O leigo não sabe, mas o juiz de Direito, ao decidir um conflito, não se limita à mera verificação de qual dispositivo legal aplicar ao fato trazido a julgamento. Ao apreciar os autos judiciais, ele reconstrói o quadro fático na específica circunstancialidade para, depois, examinar no todo do ordenamento jurídico o sentido da norma a ser observada.


Nessa segunda tarefa, abre-se a perspectiva axiológica, a qual exibe o julgador inserto na cultura de seu tempo. Surge a ele a oportunidade de interpretar segundo os valores, ainda que não os tenha encontrado positivados em sede constitucional, ou infraconstitucional.


Ao contrário do que se imagina, esse processo decisório permite a criação, o que torna o julgar muita mais do que imposição da lei. Torna o julgar obra apta a colaborar com o desenvolvimento do Direito, ao trazer novas ideias e ao renovar velhas interpretações.

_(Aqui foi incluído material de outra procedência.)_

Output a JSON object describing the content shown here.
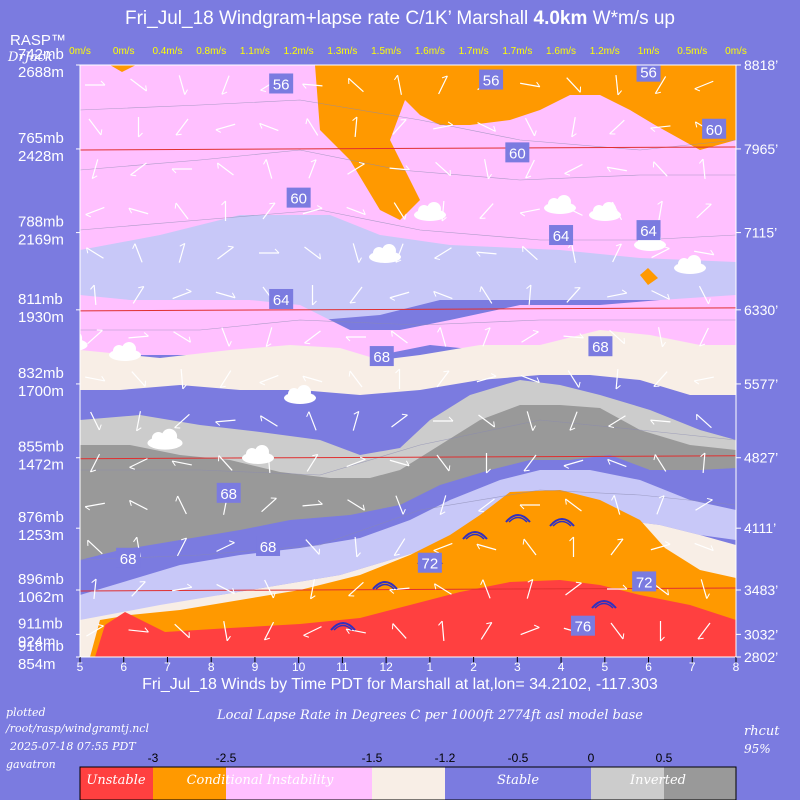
{
  "header": {
    "title_prefix": "Fri_Jul_18 Windgram+lapse rate C/1K’  Marshall ",
    "title_height": "4.0km",
    "title_suffix": "  W*m/s up",
    "logo": "RASP™",
    "author": "DrJack"
  },
  "footer": {
    "plotted_label": "plotted",
    "script_path": "/root/rasp/windgramtj.ncl",
    "plot_datetime": "2025-07-18 07:55 PDT",
    "machine": "gavatron",
    "model_name": "rhcut",
    "model_pct": "95%",
    "legend_title": "Local Lapse Rate in Degrees C per 1000ft  2774ft asl model base"
  },
  "colors": {
    "background": "#7b7be0",
    "unstable": "#ff4040",
    "conditional": "#ff9900",
    "instability": "#ffc0ff",
    "near_neutral": "#f8eee6",
    "stable": "#c8c8f8",
    "stable_deep": "#7b7be0",
    "inverted_light": "#cccccc",
    "inverted": "#999999",
    "wind_barb": "#ffffff",
    "wstar_text": "#ffff00",
    "isotherm": "#e03030"
  },
  "chart_data": {
    "type": "heatmap",
    "title": "Fri_Jul_18 Windgram+lapse rate C/1K’  Marshall 4.0km  W*m/s up",
    "xlabel": "Fri_Jul_18 Winds by Time PDT for Marshall at lat,lon= 34.2102, -117.303",
    "x_ticks": [
      "5",
      "6",
      "7",
      "8",
      "9",
      "10",
      "11",
      "12",
      "1",
      "2",
      "3",
      "4",
      "5",
      "6",
      "7",
      "8"
    ],
    "wstar_label": [
      "0m/s",
      "0m/s",
      "0.4m/s",
      "0.8m/s",
      "1.1m/s",
      "1.2m/s",
      "1.3m/s",
      "1.5m/s",
      "1.6m/s",
      "1.7m/s",
      "1.7m/s",
      "1.6m/s",
      "1.2m/s",
      "1m/s",
      "0.5m/s",
      "0m/s"
    ],
    "pressure_levels": [
      "742mb",
      "765mb",
      "788mb",
      "811mb",
      "832mb",
      "855mb",
      "876mb",
      "896mb",
      "911mb",
      "918mb"
    ],
    "height_levels_m": [
      "2688m",
      "2428m",
      "2169m",
      "1930m",
      "1700m",
      "1472m",
      "1253m",
      "1062m",
      "924m",
      "854m"
    ],
    "height_levels_ft": [
      "8818’",
      "7965’",
      "7115’",
      "6330’",
      "5577’",
      "4827’",
      "4111’",
      "3483’",
      "3032’",
      "2802’"
    ],
    "temperature_labels_F": [
      {
        "text": "56",
        "time": 9.6,
        "ft": 8620
      },
      {
        "text": "56",
        "time": 14.4,
        "ft": 8660
      },
      {
        "text": "56",
        "time": 18.0,
        "ft": 8740
      },
      {
        "text": "60",
        "time": 10.0,
        "ft": 7460
      },
      {
        "text": "60",
        "time": 15.0,
        "ft": 7920
      },
      {
        "text": "60",
        "time": 19.5,
        "ft": 8160
      },
      {
        "text": "64",
        "time": 9.6,
        "ft": 6430
      },
      {
        "text": "64",
        "time": 16.0,
        "ft": 7080
      },
      {
        "text": "64",
        "time": 18.0,
        "ft": 7130
      },
      {
        "text": "68",
        "time": 11.9,
        "ft": 5850
      },
      {
        "text": "68",
        "time": 16.9,
        "ft": 5950
      },
      {
        "text": "68",
        "time": 8.4,
        "ft": 4460
      },
      {
        "text": "68",
        "time": 9.3,
        "ft": 3920
      },
      {
        "text": "68",
        "time": 6.1,
        "ft": 3800
      },
      {
        "text": "72",
        "time": 13.0,
        "ft": 3750
      },
      {
        "text": "72",
        "time": 17.9,
        "ft": 3560
      },
      {
        "text": "76",
        "time": 16.5,
        "ft": 3110
      }
    ],
    "legend": {
      "tick_values": [
        "-3",
        "-2.5",
        "-1.5",
        "-1.2",
        "-0.5",
        "0",
        "0.5"
      ],
      "categories": [
        "Unstable",
        "Conditional Instability",
        "Stable",
        "Inverted"
      ]
    }
  }
}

Ora, num clima de caças às bruxas, raro quem vá se expor a contrariar as correntes jurisprudenciais e a inovar em temas de repercussão pública. Em matéria tributária, por exemplo, vê-se reduzida a chance de o juiz reconhecer teses em favor do contribuinte, graças à desconfiança atual sobre as decisões contra os interesses do Estado.


Também, perturba-se o controle jurisdicional sobre a polícia judiciária, cujas arbitrariedades passam a ser aceitas em nome da ansiedade coletiva por punição. E o medo de sofrer críticas leva ao deferimento de pedidos de prisão processual, quando os acusados ostentarem poder econômico, ou representarem figura pública.


O juiz criminal temeroso permite investigações ilegítimas, mediante autorização de interceptações telefônicas sem base concreta, e não tem coragem de pôr fim às prorrogações de mandados dessas medidas excepcionais que se perpetuam em automatismo ilegal.


Tais aspectos trazem a reflexão sobre os prejuízos que cada brasileiro pode padecer com o enxovalhamento do Poder Judiciário. Na solidão do gabinete, antes de se preocupar com a justiça do caso concreto, o juiz agora vai pensar na imagem e na carreira.


Entre a missão que cada magistrado se propõe de decidir com imparcialidade e o pragmatismo de avaliar os riscos de andar contra a corrente, ele tende a optar pelo caminho simples: deixar de reconhecer direitos individuais frente ao Estado, para que não digam que está favorecendo este réu, ou aquela empresa...


Pode-se sintetizar essa conduta numa frase: Indefiro, logo me consideram honesto – lema dos que vivem sob a pressão de serem taxados de ímprobos por preservarem os princípios do Estado de Direito.


Eis aí a esquizofrenia que afeta parcela da magistratura brasileira.